Drawing on a wide range of archives from government ministries in state capitals to madrasas in provincial towns, Greble uncovers Muslims’ negotiations with state authorities—over the boundaries of Islamic law, the nature of religious freedom, and the meaning of minority rights. She shows how their story is Europe’s story: Muslims navigated the continent’s turbulent passage from imperial order through the interwar political experiments of liberal democracy and authoritarianism to the ideological programs of fascism, socialism, and communism. In doing so, they shaped the grand narratives upon which so much of Europe’s fractious present now rests.

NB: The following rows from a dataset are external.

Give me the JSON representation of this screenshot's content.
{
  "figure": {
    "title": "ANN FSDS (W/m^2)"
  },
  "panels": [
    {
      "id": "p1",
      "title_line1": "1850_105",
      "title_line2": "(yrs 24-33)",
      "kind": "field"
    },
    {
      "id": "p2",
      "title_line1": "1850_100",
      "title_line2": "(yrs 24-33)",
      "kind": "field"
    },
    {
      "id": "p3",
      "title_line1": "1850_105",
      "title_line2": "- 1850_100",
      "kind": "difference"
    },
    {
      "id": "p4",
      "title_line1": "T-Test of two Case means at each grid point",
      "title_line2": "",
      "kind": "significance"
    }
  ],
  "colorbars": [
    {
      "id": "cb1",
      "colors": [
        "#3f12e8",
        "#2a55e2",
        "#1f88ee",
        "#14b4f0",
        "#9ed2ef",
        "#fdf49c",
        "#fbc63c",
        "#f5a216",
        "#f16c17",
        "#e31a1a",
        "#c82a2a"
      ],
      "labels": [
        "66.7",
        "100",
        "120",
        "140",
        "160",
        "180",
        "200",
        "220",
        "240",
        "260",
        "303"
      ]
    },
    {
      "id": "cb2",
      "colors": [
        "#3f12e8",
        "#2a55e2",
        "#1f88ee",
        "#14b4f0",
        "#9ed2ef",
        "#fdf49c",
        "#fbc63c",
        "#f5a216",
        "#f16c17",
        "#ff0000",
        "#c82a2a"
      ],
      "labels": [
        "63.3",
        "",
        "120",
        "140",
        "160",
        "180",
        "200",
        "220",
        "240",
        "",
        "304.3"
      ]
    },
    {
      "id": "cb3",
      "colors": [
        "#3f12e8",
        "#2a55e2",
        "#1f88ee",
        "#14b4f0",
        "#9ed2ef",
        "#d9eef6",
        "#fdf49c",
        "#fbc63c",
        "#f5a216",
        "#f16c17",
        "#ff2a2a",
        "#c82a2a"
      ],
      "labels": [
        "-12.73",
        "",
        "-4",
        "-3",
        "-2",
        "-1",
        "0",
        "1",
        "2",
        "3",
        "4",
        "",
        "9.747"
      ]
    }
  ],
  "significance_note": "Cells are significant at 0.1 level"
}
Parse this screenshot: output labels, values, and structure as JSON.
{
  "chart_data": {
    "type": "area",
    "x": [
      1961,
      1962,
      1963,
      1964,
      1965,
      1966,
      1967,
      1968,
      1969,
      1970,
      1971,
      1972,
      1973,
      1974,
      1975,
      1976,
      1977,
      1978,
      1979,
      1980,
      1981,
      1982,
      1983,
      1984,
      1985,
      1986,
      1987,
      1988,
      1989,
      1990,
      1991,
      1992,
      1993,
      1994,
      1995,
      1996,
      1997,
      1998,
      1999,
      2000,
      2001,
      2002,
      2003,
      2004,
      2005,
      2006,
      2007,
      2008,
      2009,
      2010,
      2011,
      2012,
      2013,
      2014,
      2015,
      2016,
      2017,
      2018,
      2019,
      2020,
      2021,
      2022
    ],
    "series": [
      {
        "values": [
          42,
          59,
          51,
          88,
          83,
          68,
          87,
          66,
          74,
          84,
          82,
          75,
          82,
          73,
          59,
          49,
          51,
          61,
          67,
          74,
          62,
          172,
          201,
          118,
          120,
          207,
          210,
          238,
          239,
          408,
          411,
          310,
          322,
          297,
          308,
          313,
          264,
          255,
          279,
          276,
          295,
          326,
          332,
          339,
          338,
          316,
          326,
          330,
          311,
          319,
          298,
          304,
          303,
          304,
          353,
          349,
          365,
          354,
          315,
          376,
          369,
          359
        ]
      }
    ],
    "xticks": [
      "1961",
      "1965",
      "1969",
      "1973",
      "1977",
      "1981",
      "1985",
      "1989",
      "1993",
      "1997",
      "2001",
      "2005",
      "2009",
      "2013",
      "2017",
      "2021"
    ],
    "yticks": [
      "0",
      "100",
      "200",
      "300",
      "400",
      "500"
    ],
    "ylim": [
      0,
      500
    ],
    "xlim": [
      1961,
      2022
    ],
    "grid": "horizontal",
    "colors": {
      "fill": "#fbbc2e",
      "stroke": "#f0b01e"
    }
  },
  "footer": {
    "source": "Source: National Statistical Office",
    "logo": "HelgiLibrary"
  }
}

Muslims and the Making of Modern Europe offers a striking new account of the history of citizenship and nation-building, the emergence of minority rights, and the character of secularism.
Table of Contents
Acknowledgments
Glossary of Islamic Terms
List of Foreign Place Names
Introduction
Part I. The Long Post-Ottoman Transition, 1878-1921
1. Muslim Rights and Political Belonging After the Congress of Berlin
2. Confessional Sovereignty and the Formation of a Muslim Legal Other
3. Survival and Autonomy: Lessons of the Balkan Wars and the First World War
4. Second- or Third-Class Citizens: Becoming Minorities after World War I
Part II. Yugoslav Experiments in Nation-Building, 1918-1941
5. The Shari’a Mandate and Yugoslav Nation-Building
6. “The Bonfire ot Muslim Unity”: Muslim Politics and the Crisis of Yugoslav Democracy
7. Islamic Legal Revivalism and the Crisis of Europe
Part III. War and Political Reordering, 1941-1949
8. “Back to Islam!”: The Promise and Possibility of Hitler’s Europe
9. The Eradication of the Shari’a Legal Order in Tito’s Yugoslavia
Conclusion
Notes
Bibliography
Index

Emily Greble is an historian of the Balkans and Eastern Europe. Her research interests include law and society, Islam in Europe, civil conflict, and local responses to socialism. Greble’s first book, Sarajevo, 1941-1945: Muslims, Christians, and Jews in Hitler’s Europe (Cornell, 2011) examines the persistence of institutions and networks in the city of Sarajevo under Nazi occupation during the Second World War. Her second book, Muslims and the Making of Modern Europe (Oxford, 2021), traces the stories of several generations of local Muslim men, women, and children living in southeastern Europe from the 1880s to the 1940s, illuminating how Muslim histories are European histories and how Muslims helped shape modern states and societies, laws, and the European project. The book won the Rothschild Harriman Book Prize, the George Louis Beer Prize, the Laura Shannon silver medal, an honorable mention from the Southern Conference for Slavic Studies, and the inaugural Fikret Karčić Book Prize. It was also named a best book in History by the Financial Times for 2022 and is being translated into Bosnian and Arabic.